Was ich mir in dieser Situation von den politisch Verantwortlichen wünsche, sind sorgsam durchdachte und von Sachverstand getragene Szenarien. Es geht um vernetztes Denken, und nicht allein um Fragen wie „mit oder ohne Atom“ und „Windkraft oder Fotovoltaik“. Es geht um eine Road Map, die klare Ziele formuliert, einen realistischen Zeitplan unterlegt, diesen durch Maßnahmen mit Anreizwirkung ergänzt – und gesetzlich absichert.

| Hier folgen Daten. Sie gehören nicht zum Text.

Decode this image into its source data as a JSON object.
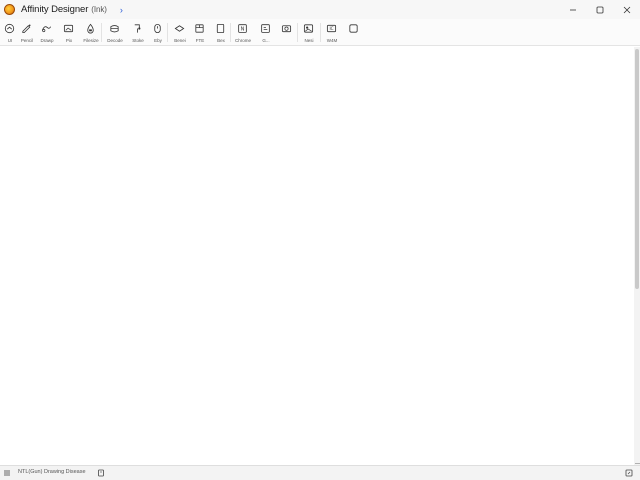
{
  "window": {
    "app_title": "Affinity Designer",
    "app_title_sub": "(Ink)",
    "title_chevron": "›",
    "controls": [
      "minimize-icon",
      "maximize-icon",
      "close-icon"
    ]
  },
  "toolbar": {
    "tools": [
      {
        "icon": "home-icon",
        "label": "UI"
      },
      {
        "icon": "pen-icon",
        "label": "Pencil"
      },
      {
        "icon": "brush-icon",
        "label": "Drawp"
      },
      {
        "icon": "image-icon",
        "label": "Pix"
      },
      {
        "icon": "fill-icon",
        "label": "Filesize"
      },
      {
        "icon": "layers-icon",
        "label": "Decode"
      },
      {
        "icon": "node-icon",
        "label": "Stoke"
      },
      {
        "icon": "brush-round-icon",
        "label": "Eby"
      },
      {
        "icon": "shape-icon",
        "label": "Benei"
      },
      {
        "icon": "crop-icon",
        "label": "FTE"
      },
      {
        "icon": "page-icon",
        "label": "Bex"
      },
      {
        "icon": "text-frame-icon",
        "label": "Chrome"
      },
      {
        "icon": "text-icon",
        "label": "G..."
      },
      {
        "icon": "gallery-icon",
        "label": ""
      },
      {
        "icon": "photo-icon",
        "label": "Nesi"
      },
      {
        "icon": "media-icon",
        "label": "W4M"
      },
      {
        "icon": "square-icon",
        "label": ""
      }
    ]
  },
  "status": {
    "text": "NTL(Gun) Drawing Disease",
    "left_icon": "list-icon",
    "mid_icon": "document-icon",
    "right_icon": "resize-icon"
  },
  "colors": {
    "accent": "#2a5bd7",
    "logo_orange": "#f39a1c",
    "scroll_thumb": "#c9c9c9"
  }
}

Daher sind wir alle aufgerufen, den Prozess der Energiewende aktiv und kritisch zu begleiten und von der Politik dieses vernetzte Denken einzufordern. Denn nur so kann aus der Energiewende ein verantwortungsvoller Systemwandel hervorgehen und der Eindruck des hektischen Turnarounds bei einem Großteil der deutschen und internationalen Öffentlichkeit abgewandt werden. Nur so kann die Wettbewerbsfähigkeit der deutschen Industrie in jeder Phase des Übergangs zu einem zukunftsfähigen und nachhaltigen Energiemix gewahrt werden. Kurz: Nur so hat die deutsche Volkswirtschaft eine Chance, die Operation am offenen Herzen gut zu überstehen.

Der Autor ist Unternehmer. Der Text ist die Begrüßungsrede zur Verleihung des Herbert Quandt Medienpreises 2011.